About 30 dog owners pleaded with the city to increase the presence of trash cans throughout the park and add plastic bag dispensing stations to encourage users to pick up after their four-legged friends.
Some say they don’t visit the park because they don’t feel safe with their small dogs and encouraged the city to make the park’s regulations known to outside visitors who may bring aggressive dogs.
One resident said she has chased people away from the park because their dogs got too violent with the others.
“You have to come up with a creative idea on how to monitor,” Brod said.
Another resident claimed there’s been hunting around the area as well.
“We certainly don’t want hunting in a dog park,” Adams said.
The city is also proposing to pave the trails, but the budget may not cover all expenses to do everything at once.
Priority will be given to the 5-foot fence and a small dog area with a 4-foot fence, based on resident feedback last week.
“A small dog area is a good place to start socializing a small dog,” Chuck Rylee said. “Then they can go to a large park.”

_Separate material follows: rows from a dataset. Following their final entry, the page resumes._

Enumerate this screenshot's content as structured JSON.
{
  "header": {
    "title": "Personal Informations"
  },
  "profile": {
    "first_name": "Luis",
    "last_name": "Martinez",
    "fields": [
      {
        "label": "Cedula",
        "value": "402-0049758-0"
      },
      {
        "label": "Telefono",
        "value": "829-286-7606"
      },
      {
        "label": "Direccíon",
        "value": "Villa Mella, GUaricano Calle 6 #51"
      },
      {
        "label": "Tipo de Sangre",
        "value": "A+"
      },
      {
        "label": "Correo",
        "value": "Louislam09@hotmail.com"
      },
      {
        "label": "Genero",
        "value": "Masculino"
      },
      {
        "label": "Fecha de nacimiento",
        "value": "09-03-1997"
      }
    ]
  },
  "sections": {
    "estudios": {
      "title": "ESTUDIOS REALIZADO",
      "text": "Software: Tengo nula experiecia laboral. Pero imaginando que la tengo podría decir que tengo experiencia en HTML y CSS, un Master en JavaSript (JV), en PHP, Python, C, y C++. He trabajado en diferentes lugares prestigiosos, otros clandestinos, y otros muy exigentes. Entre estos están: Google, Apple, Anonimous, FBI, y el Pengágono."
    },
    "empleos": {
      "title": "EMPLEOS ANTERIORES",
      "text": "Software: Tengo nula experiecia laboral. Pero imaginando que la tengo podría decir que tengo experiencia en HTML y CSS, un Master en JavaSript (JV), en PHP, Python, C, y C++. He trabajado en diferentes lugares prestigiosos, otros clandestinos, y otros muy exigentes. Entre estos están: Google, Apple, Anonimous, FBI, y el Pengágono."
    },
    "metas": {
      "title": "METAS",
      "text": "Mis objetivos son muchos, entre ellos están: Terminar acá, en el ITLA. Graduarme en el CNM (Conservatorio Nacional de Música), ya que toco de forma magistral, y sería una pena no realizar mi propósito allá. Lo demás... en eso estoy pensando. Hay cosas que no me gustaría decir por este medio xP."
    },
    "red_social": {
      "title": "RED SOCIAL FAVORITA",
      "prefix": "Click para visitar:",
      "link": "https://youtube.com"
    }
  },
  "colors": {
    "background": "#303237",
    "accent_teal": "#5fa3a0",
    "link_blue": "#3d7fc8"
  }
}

A paved trail, though not on top of the priority list, would make it much easier to keep the park clean, Adams said, because park maintenance staff would be able to drive equipment on paved trails to pick up 75-pound trash cans filled with pet waste.
Another plan that would not impact the dog park, but is included in the open space area adjacent, is a tree nursery that will act as a resource for various city parks and open spaces.
The plan also includes a fully paved parking lot, something that all attendees of the meeting last week agreed was a necessity to get rid of the existing muddy surface.
Adams said he will figure out what fits in the budget before announcing any final plans for the dog park.